On behalf of labour in the country, we put great emphasis on the need for trade union organizers to be able to access workers and workplaces and to respond to retrenchments. Union organizers are essential workers and need permits to access workplaces, thereby helping unions to set up effective response teams, and assist with OHS matters. We also presented our submission on the R200 billion loan guarantee scheme and the crisis threatening its failure to Parliament’s Portfolio Committee on Small Business Development. We have also played a key role in developing the Economic Reconstruction and Recovery Plan, which was presented to Parliament by His Excellency the President Cyril Ramaphosa on the 15th of October, 2020. As we observed the 13th annual Global Day for Decent Work on the 7th of October, we took this as an opportunity to highlight the plight of workers as a result of the Covid-19 pandemic. We organised against the attack on collective bargaining, retrenchments, corruption, gender based violence and adequate protective gear for frontline workers.
As courts and clinics closed due to COVID-19, we stood firm and demanded that the facilities remain open to address domestic violence and other forms of gender-based violence as police received some 87,000 reports of domestic violence in the first week of mandated social isolation. South African trade unions also demanded that Government must increase the number of mobile clinics, both for COVID-19 testing and for treating victims for gender-based violence in all regions of the country with a special focus on vulnerable areas such as densely populated townships and informal settlements.
Role of BRICS TUF during this time of crisis
It is our firm belief that the BRICS TUF can and must play a key role in bringing the world together. The BRICS unions must play the role in ensuring that it is a progressive movement. Currently the world is in a mess. Climate change is posing a great danger by the year. Workers' jobs are thrown into turmoil by the 4th industrial revolution. The US is provoking a trade war with China. Xenophobia and mass migration pose massive challenges not just to Europe but also to us in South Africa and even other BRICS member states.

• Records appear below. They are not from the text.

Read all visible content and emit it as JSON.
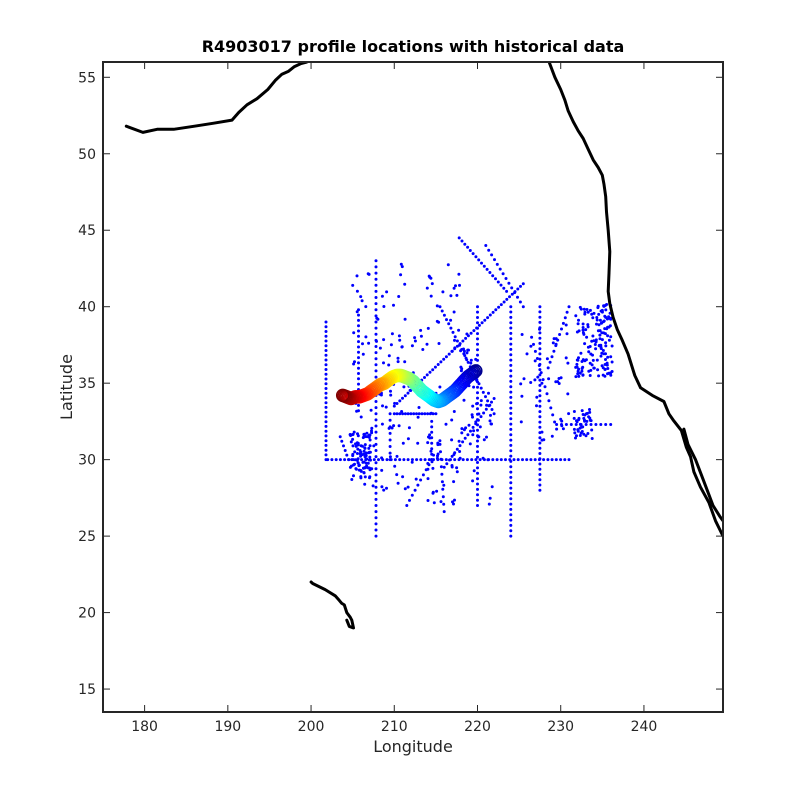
{
  "chart_data": {
    "type": "scatter",
    "title": "R4903017 profile locations with historical data",
    "xlabel": "Longitude",
    "ylabel": "Latitude",
    "xlim": [
      175,
      249.5
    ],
    "ylim": [
      13.5,
      56
    ],
    "xticks": [
      180,
      190,
      200,
      210,
      220,
      230,
      240
    ],
    "yticks": [
      15,
      20,
      25,
      30,
      35,
      40,
      45,
      50,
      55
    ],
    "grid": false,
    "legend": "none",
    "colors": {
      "historical": "#0000ff",
      "coastline": "#000000",
      "colormap": [
        "#00008f",
        "#0000ff",
        "#0080ff",
        "#00ffff",
        "#80ff80",
        "#ffff00",
        "#ff8000",
        "#ff0000",
        "#800000"
      ]
    },
    "coastline": {
      "north_america": [
        [
          228.6,
          56.0
        ],
        [
          229.3,
          55.0
        ],
        [
          230.0,
          54.2
        ],
        [
          230.5,
          53.5
        ],
        [
          230.9,
          52.8
        ],
        [
          231.5,
          52.1
        ],
        [
          232.1,
          51.5
        ],
        [
          232.7,
          51.0
        ],
        [
          233.3,
          50.3
        ],
        [
          233.9,
          49.6
        ],
        [
          234.5,
          49.1
        ],
        [
          235.0,
          48.6
        ],
        [
          235.2,
          48.0
        ],
        [
          235.4,
          47.2
        ],
        [
          235.5,
          46.2
        ],
        [
          235.7,
          45.0
        ],
        [
          235.9,
          43.6
        ],
        [
          235.8,
          42.2
        ],
        [
          235.7,
          41.0
        ],
        [
          235.9,
          40.2
        ],
        [
          236.3,
          39.3
        ],
        [
          236.8,
          38.5
        ],
        [
          237.4,
          37.8
        ],
        [
          238.1,
          36.9
        ],
        [
          238.9,
          35.5
        ],
        [
          239.6,
          34.7
        ],
        [
          241.0,
          34.2
        ],
        [
          242.4,
          33.8
        ],
        [
          243.0,
          33.0
        ],
        [
          243.5,
          32.6
        ],
        [
          244.5,
          31.9
        ],
        [
          245.1,
          30.8
        ],
        [
          245.6,
          30.2
        ],
        [
          246.0,
          29.2
        ],
        [
          246.8,
          28.2
        ],
        [
          247.8,
          27.2
        ],
        [
          248.6,
          26.0
        ],
        [
          249.5,
          25.0
        ]
      ],
      "baja_gulf_side": [
        [
          244.8,
          32.0
        ],
        [
          245.3,
          31.0
        ],
        [
          246.2,
          30.0
        ],
        [
          246.9,
          29.0
        ],
        [
          247.6,
          28.0
        ],
        [
          248.3,
          27.0
        ],
        [
          249.1,
          26.3
        ],
        [
          249.5,
          26.0
        ]
      ],
      "aleutians": [
        [
          177.8,
          51.8
        ],
        [
          179.8,
          51.4
        ],
        [
          181.5,
          51.6
        ],
        [
          183.5,
          51.6
        ],
        [
          186.0,
          51.8
        ],
        [
          188.3,
          52.0
        ],
        [
          190.5,
          52.2
        ],
        [
          191.3,
          52.7
        ],
        [
          192.3,
          53.2
        ],
        [
          193.5,
          53.6
        ],
        [
          194.8,
          54.2
        ],
        [
          195.7,
          54.8
        ],
        [
          196.5,
          55.2
        ],
        [
          197.3,
          55.4
        ],
        [
          198.0,
          55.7
        ],
        [
          198.8,
          55.9
        ],
        [
          199.5,
          56.0
        ]
      ],
      "hawaii": [
        [
          200.0,
          22.0
        ],
        [
          200.2,
          21.9
        ],
        [
          201.7,
          21.5
        ],
        [
          202.9,
          21.1
        ],
        [
          203.4,
          20.8
        ],
        [
          203.7,
          20.6
        ],
        [
          204.0,
          20.5
        ],
        [
          204.3,
          20.0
        ],
        [
          204.7,
          19.7
        ],
        [
          204.9,
          19.5
        ],
        [
          205.1,
          19.0
        ],
        [
          204.6,
          19.1
        ],
        [
          204.3,
          19.5
        ]
      ]
    },
    "historical_tracks": [
      {
        "from": [
          202.0,
          30.0
        ],
        "to": [
          231.0,
          30.0
        ],
        "n": 58
      },
      {
        "from": [
          210.0,
          33.0
        ],
        "to": [
          215.0,
          33.0
        ],
        "n": 16
      },
      {
        "from": [
          229.5,
          32.3
        ],
        "to": [
          236.0,
          32.3
        ],
        "n": 12
      },
      {
        "from": [
          209.5,
          33.0
        ],
        "to": [
          209.5,
          30.0
        ],
        "n": 8
      },
      {
        "from": [
          207.8,
          43.0
        ],
        "to": [
          207.8,
          25.0
        ],
        "n": 46
      },
      {
        "from": [
          201.8,
          39.0
        ],
        "to": [
          201.8,
          30.0
        ],
        "n": 30
      },
      {
        "from": [
          220.0,
          40.0
        ],
        "to": [
          220.0,
          27.0
        ],
        "n": 38
      },
      {
        "from": [
          224.0,
          40.0
        ],
        "to": [
          224.0,
          25.0
        ],
        "n": 44
      },
      {
        "from": [
          227.5,
          40.0
        ],
        "to": [
          227.5,
          28.0
        ],
        "n": 36
      },
      {
        "from": [
          210.0,
          33.5
        ],
        "to": [
          225.5,
          41.5
        ],
        "n": 48
      },
      {
        "from": [
          215.5,
          40.0
        ],
        "to": [
          222.0,
          33.0
        ],
        "n": 26
      },
      {
        "from": [
          216.0,
          29.5
        ],
        "to": [
          222.0,
          34.0
        ],
        "n": 20
      },
      {
        "from": [
          217.8,
          44.5
        ],
        "to": [
          223.5,
          41.0
        ],
        "n": 18
      },
      {
        "from": [
          221.0,
          44.0
        ],
        "to": [
          225.5,
          40.0
        ],
        "n": 14
      },
      {
        "from": [
          205.7,
          39.8
        ],
        "to": [
          205.7,
          33.2
        ],
        "n": 20
      },
      {
        "from": [
          211.5,
          27.0
        ],
        "to": [
          214.5,
          30.0
        ],
        "n": 10
      },
      {
        "from": [
          215.5,
          31.0
        ],
        "to": [
          216.0,
          26.6
        ],
        "n": 10
      },
      {
        "from": [
          203.5,
          31.5
        ],
        "to": [
          204.5,
          30.0
        ],
        "n": 6
      },
      {
        "from": [
          214.5,
          30.0
        ],
        "to": [
          214.5,
          32.5
        ],
        "n": 8
      },
      {
        "from": [
          228.5,
          36.0
        ],
        "to": [
          231.0,
          40.0
        ],
        "n": 12
      },
      {
        "from": [
          226.5,
          38.0
        ],
        "to": [
          229.5,
          32.0
        ],
        "n": 14
      }
    ],
    "historical_clusters": [
      {
        "center": [
          206.0,
          30.3
        ],
        "spread": [
          1.3,
          1.6
        ],
        "n": 90
      },
      {
        "center": [
          234.0,
          37.8
        ],
        "spread": [
          2.2,
          2.4
        ],
        "n": 150
      },
      {
        "center": [
          232.6,
          32.4
        ],
        "spread": [
          1.2,
          1.1
        ],
        "n": 40
      },
      {
        "center": [
          209.0,
          33.0
        ],
        "spread": [
          4.0,
          5.0
        ],
        "n": 90
      },
      {
        "center": [
          218.0,
          31.0
        ],
        "spread": [
          4.0,
          4.0
        ],
        "n": 80
      },
      {
        "center": [
          212.0,
          40.0
        ],
        "spread": [
          7.0,
          3.0
        ],
        "n": 60
      },
      {
        "center": [
          219.0,
          36.0
        ],
        "spread": [
          1.0,
          1.2
        ],
        "n": 20
      },
      {
        "center": [
          228.0,
          35.0
        ],
        "spread": [
          3.0,
          4.0
        ],
        "n": 40
      }
    ],
    "float_track": {
      "points": [
        [
          219.8,
          35.8
        ],
        [
          219.3,
          35.6
        ],
        [
          218.8,
          35.4
        ],
        [
          218.3,
          35.1
        ],
        [
          217.8,
          34.8
        ],
        [
          217.3,
          34.5
        ],
        [
          216.8,
          34.3
        ],
        [
          216.3,
          34.1
        ],
        [
          215.8,
          33.9
        ],
        [
          215.3,
          33.8
        ],
        [
          214.8,
          33.9
        ],
        [
          214.3,
          34.1
        ],
        [
          213.8,
          34.3
        ],
        [
          213.3,
          34.5
        ],
        [
          212.8,
          34.8
        ],
        [
          212.3,
          35.1
        ],
        [
          211.8,
          35.3
        ],
        [
          211.3,
          35.4
        ],
        [
          210.8,
          35.5
        ],
        [
          210.3,
          35.5
        ],
        [
          209.8,
          35.4
        ],
        [
          209.3,
          35.2
        ],
        [
          208.8,
          35.0
        ],
        [
          208.3,
          34.9
        ],
        [
          207.8,
          34.7
        ],
        [
          207.3,
          34.5
        ],
        [
          206.8,
          34.3
        ],
        [
          206.3,
          34.2
        ],
        [
          205.8,
          34.1
        ],
        [
          205.3,
          34.1
        ],
        [
          204.8,
          34.0
        ],
        [
          204.3,
          34.1
        ],
        [
          203.8,
          34.2
        ]
      ],
      "colormap": "jet",
      "marker": "open-circle"
    }
  }
}
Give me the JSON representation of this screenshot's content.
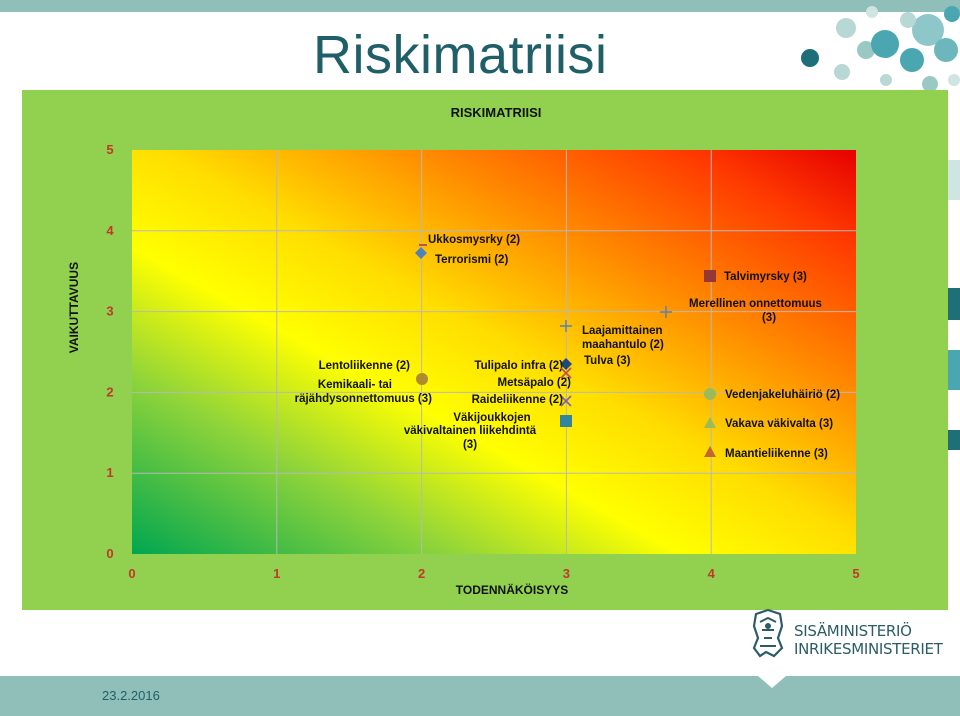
{
  "slide": {
    "title": "Riskimatriisi",
    "date": "23.2.2016"
  },
  "logo": {
    "line1": "SISÄMINISTERIÖ",
    "line2": "INRIKESMINISTERIET",
    "icon": "lion-coat-of-arms-icon"
  },
  "colors": {
    "band": "#8fbfb8",
    "title": "#1f5f68",
    "chart_bg": "#92d050",
    "tick": "#c0392b"
  },
  "chart_data": {
    "type": "scatter",
    "title": "RISKIMATRIISI",
    "xlabel": "TODENNÄKÖISYYS",
    "ylabel": "VAIKUTTAVUUS",
    "xlim": [
      0,
      5
    ],
    "ylim": [
      0,
      5
    ],
    "xticks": [
      "0",
      "1",
      "2",
      "3",
      "4",
      "5"
    ],
    "yticks": [
      "0",
      "1",
      "2",
      "3",
      "4",
      "5"
    ],
    "grid": true,
    "background": "diagonal gradient green (low-left) to yellow to red (high-right)",
    "points": [
      {
        "x": 2,
        "y": 4.0,
        "marker": "dash",
        "color": "#c0504d",
        "label": "Ukkosmysrky (2)"
      },
      {
        "x": 2,
        "y": 3.75,
        "marker": "diamond",
        "color": "#4f81bd",
        "label": "Terrorismi (2)"
      },
      {
        "x": 2,
        "y": 2.2,
        "marker": "circle",
        "color": "#b08a2e",
        "label": "Lentoliikenne (2)"
      },
      {
        "x": 2,
        "y": 2.2,
        "marker": "none",
        "color": "#b08a2e",
        "label": "Kemikaali- tai"
      },
      {
        "x": 2,
        "y": 2.2,
        "marker": "none",
        "color": "#b08a2e",
        "label": "räjähdysonnettomuus (3)"
      },
      {
        "x": 3,
        "y": 2.38,
        "marker": "diamond",
        "color": "#1f497d",
        "label": "Tulipalo infra (2)"
      },
      {
        "x": 3,
        "y": 2.28,
        "marker": "x",
        "color": "#c0504d",
        "label": "Metsäpalo (2)"
      },
      {
        "x": 3,
        "y": 1.92,
        "marker": "x",
        "color": "#8064a2",
        "label": "Raideliikenne (2)"
      },
      {
        "x": 3,
        "y": 1.62,
        "marker": "square",
        "color": "#31859c",
        "label": "Väkijoukkojen"
      },
      {
        "x": 3,
        "y": 1.62,
        "marker": "none",
        "color": "#31859c",
        "label": "väkivaltainen liikehdintä"
      },
      {
        "x": 3,
        "y": 1.62,
        "marker": "none",
        "color": "#31859c",
        "label": "(3)"
      },
      {
        "x": 3,
        "y": 2.85,
        "marker": "plus",
        "color": "#4f81bd",
        "label": "Laajamittainen"
      },
      {
        "x": 3,
        "y": 2.85,
        "marker": "none",
        "color": "#4f81bd",
        "label": "maahantulo (2)"
      },
      {
        "x": 3,
        "y": 2.85,
        "marker": "none",
        "color": "#4f81bd",
        "label": "Tulva (3)"
      },
      {
        "x": 3.7,
        "y": 3.0,
        "marker": "plus",
        "color": "#4f81bd",
        "label": "Merellinen onnettomuus"
      },
      {
        "x": 3.7,
        "y": 3.0,
        "marker": "none",
        "color": "#4f81bd",
        "label": "(3)"
      },
      {
        "x": 4,
        "y": 3.45,
        "marker": "square",
        "color": "#953735",
        "label": "Talvimyrsky (3)"
      },
      {
        "x": 4,
        "y": 2.0,
        "marker": "circle",
        "color": "#9bbb59",
        "label": "Vedenjakeluhäiriö (2)"
      },
      {
        "x": 4,
        "y": 1.62,
        "marker": "triangle",
        "color": "#9bbb59",
        "label": "Vakava väkivalta (3)"
      },
      {
        "x": 4,
        "y": 1.27,
        "marker": "triangle",
        "color": "#c0672e",
        "label": "Maantieliikenne (3)"
      }
    ]
  }
}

During this time of crisis, we need to ask ourselves what will we do to help our comrades when they are under siege? E.g. how do we show/wage better solidarity with each other as the BRICS trade union movement? We cannot simply say we are all islands and wish each other good luck. There is greater need for working class solidarity.
- The challenges facing unions and workers in many of our states are the same: the changing nature of work, 4th industrial revolution, climate challenge, unemployment, and the need for skills revolution. Covid-19 has further exacerbated these challenges.
- We have much to learn from each other. We must share our best lessons and see how can we learn from each other, from the local organiser to national leaders.
- We should work together to drive the BRICS governments to adopt progressive laws, budgets and policies.
- We should collaborate to ensure that the BRICS TUF remains a progressive force for change in the world and that it drives such policies in key multilateral fora
- Equally we should not be content to sympathise with each other, we must extend practical solidarity to our fellow unions and workers when they are under threat be it in BRICS member states or elsewhere.